C’était le 21 juin, au
solstice d’été, lorsque le jour perpétuel désoriente la nature, les animaux et
les hommes. Tout ici semble alors exagéré et fantasque. Un printemps
interminable, les 4 saisons dans la même journée, des tempêtes de neige suivies
d’un rayon de soleil épisodique ont fait de cette chevauchée une épopée.
Traversées de rivières en crue, grands détours au tölt pour éviter d’immenses
congères, passages au pas sur les névés et
galops débridés sur les plaines herbeuses confirmaient la réputation de
résistance et de générosité de ce cheval Islandais.
Le cheval islandais, Yvar
Et parmi tous ces
chevaux montés, il en est un qui fût une rencontre.
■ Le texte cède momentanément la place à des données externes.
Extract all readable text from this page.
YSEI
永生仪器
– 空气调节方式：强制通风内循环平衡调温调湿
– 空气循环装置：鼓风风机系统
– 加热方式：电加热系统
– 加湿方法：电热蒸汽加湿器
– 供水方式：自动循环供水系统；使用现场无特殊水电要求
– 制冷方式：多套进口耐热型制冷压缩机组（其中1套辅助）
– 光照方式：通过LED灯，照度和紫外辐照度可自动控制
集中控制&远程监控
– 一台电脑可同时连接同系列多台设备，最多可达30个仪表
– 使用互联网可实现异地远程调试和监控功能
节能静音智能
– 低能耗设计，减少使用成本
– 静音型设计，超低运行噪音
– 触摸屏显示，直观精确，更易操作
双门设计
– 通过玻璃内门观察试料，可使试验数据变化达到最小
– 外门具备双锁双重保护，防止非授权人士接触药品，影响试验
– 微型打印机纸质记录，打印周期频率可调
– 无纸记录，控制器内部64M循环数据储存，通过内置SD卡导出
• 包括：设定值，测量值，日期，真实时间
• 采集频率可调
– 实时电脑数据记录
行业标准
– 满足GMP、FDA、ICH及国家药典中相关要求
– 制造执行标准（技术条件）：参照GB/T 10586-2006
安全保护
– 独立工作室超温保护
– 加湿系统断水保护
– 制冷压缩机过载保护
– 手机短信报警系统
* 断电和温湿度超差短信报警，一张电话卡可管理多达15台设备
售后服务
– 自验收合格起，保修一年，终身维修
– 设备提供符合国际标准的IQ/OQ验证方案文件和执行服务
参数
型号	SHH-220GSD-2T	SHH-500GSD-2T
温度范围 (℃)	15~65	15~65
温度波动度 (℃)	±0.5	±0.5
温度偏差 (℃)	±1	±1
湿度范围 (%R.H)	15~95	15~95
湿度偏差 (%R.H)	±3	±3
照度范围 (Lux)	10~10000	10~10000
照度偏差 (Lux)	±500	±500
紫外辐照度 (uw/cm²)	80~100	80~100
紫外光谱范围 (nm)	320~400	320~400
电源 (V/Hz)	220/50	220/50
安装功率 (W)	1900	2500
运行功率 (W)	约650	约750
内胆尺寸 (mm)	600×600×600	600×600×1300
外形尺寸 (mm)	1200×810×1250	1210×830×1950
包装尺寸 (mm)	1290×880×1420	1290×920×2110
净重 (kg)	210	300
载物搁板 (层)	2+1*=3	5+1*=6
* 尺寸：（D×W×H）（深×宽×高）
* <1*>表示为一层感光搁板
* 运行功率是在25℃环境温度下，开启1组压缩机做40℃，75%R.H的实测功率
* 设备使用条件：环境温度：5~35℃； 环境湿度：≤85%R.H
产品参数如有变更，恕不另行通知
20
Tout a commencé par une
chute. Nous venions de changer de montures, le troupeau de chevaux en liberté
restait dans le parc à moutons de Landsveit le
temps de prendre un peu d’avance.
Je fus parmi les derniers à récupérer mon
cheval Yvar et certains cavaliers commençaient à s’éloigner. Et comme Yvar
avait un ami à rejoindre dans ce groupe, il m’engagea dans un rodéo imprévu et
je chutais lourdement dans la tourbe…. sans lâcher les rênes.
Bien m’en a pris
car en deux temps, trois mouvements j’étais en selle et fonçais à l’amble
rejoindre tout le groupe de cavaliers rigolards. Après quelques explications
fermes et encourageantes, alternant allures vives et changements d’allures,
Yvar et moi sommes devenus des compères. Il est inépuisable et doux, déterminé
et attentif, très équilibré et adroit, avec une robe baie et grands crins noirs
et sa raie de mulet signifiant la pureté de ses origines. Il m’a appris le tölt
avec patience.
Notre troupeau de chevaux
Nous étions 17 cavaliers et environ 70 chevaux… « environ » car aucun éleveur Islandais ne
dit combien de chevaux il possède.
Nous chevauchions donc suivi par un grand
troupeau de chevaux multicolores, poilus et joyeux de cavaler pour leur
première randonnée de la saison. Tout cet équipage randonna 7 jours durant au coeur du Landmannalaugar, région la plus
spectaculaire de l'île, dans le labyrinthe lunaire des vallées
glaciaires qui serpentent entre volcans
et glaciers du désert de l'Oraefi.
Depuis le volcan Hekla (dernière éruption en
2000) jusqu'aux glaciers de Myrdalsjökul et Eyjafjallajökull , nous
chevauchions hors du temps, perdus au milieu des coulées de laves, des étendues
de scories noires magnifiées par des mousses vertes fluorescentes, des
montagnes rhyolitiques spectaculaires.
Le ciel
était bas, l’ambiance lugubre et le vent fort, les hommes et les chevaux tous
renfrognés subissaient la tempête de neige. Nous cheminions plein Sud vers Álftavatnskrókur, dit le lac
des cygnes, et le glacier Myrdalsjökull, les chevaux traversaient sans se
rebiffer le désert de sable noir et les torrents impétueux.
Entre amble et
petits galops, nous atteignîmes, harassés, le refuge de Hvanngil où le soleil
pointa enfin à l’horizon entamant sa course nocturne. Ce fût une journée
mémorable suivi, comme une récompense, d’un jour presque estival durant lequel baignades dans des sources d’eaux chaudes et
grands galops au bord du lac Frostastadavatn furent au programme.
Puis,
il fallut quitter les hauts plateaux par les gorges de la Markarfljót non loin
du glacier Tindafjallajökull, jusqu’à Einhyrningur (la licorne), face au
glacier Eyjafjallajökull dont le volcan entra en éruption au printemps 2010,
paralysant le ciel de l’Europe, et rejoindre enfin les rives du fleuve Markarfljót. Le terrain caillouteux
ralentissait, pour un temps, le rythme des chevaux. La vaste vallée de
Fljótshlid avec ses pentes herbeuses, cascades et chutes d'eau annonçaient le
retour dans les régions habitées avec une herbe bien fraîche et tendre pour les
chevaux jusqu’alors nourris au foin. Et
le dernier gué passé nous conduisit à Austvadsholt chez les hommes et les
habitations, comme un regrettable retour à la réalité. Rien ne
sera comme avant… l’Islande et ses chevaux avaient réveillé notre imagination.
Landmannalaugar à cheval
est, pour les cavaliers qui n’iraient – ce qui serait une erreur- qu’une fois
en Islande, l’endroit où rencontrer le cheval Islandais.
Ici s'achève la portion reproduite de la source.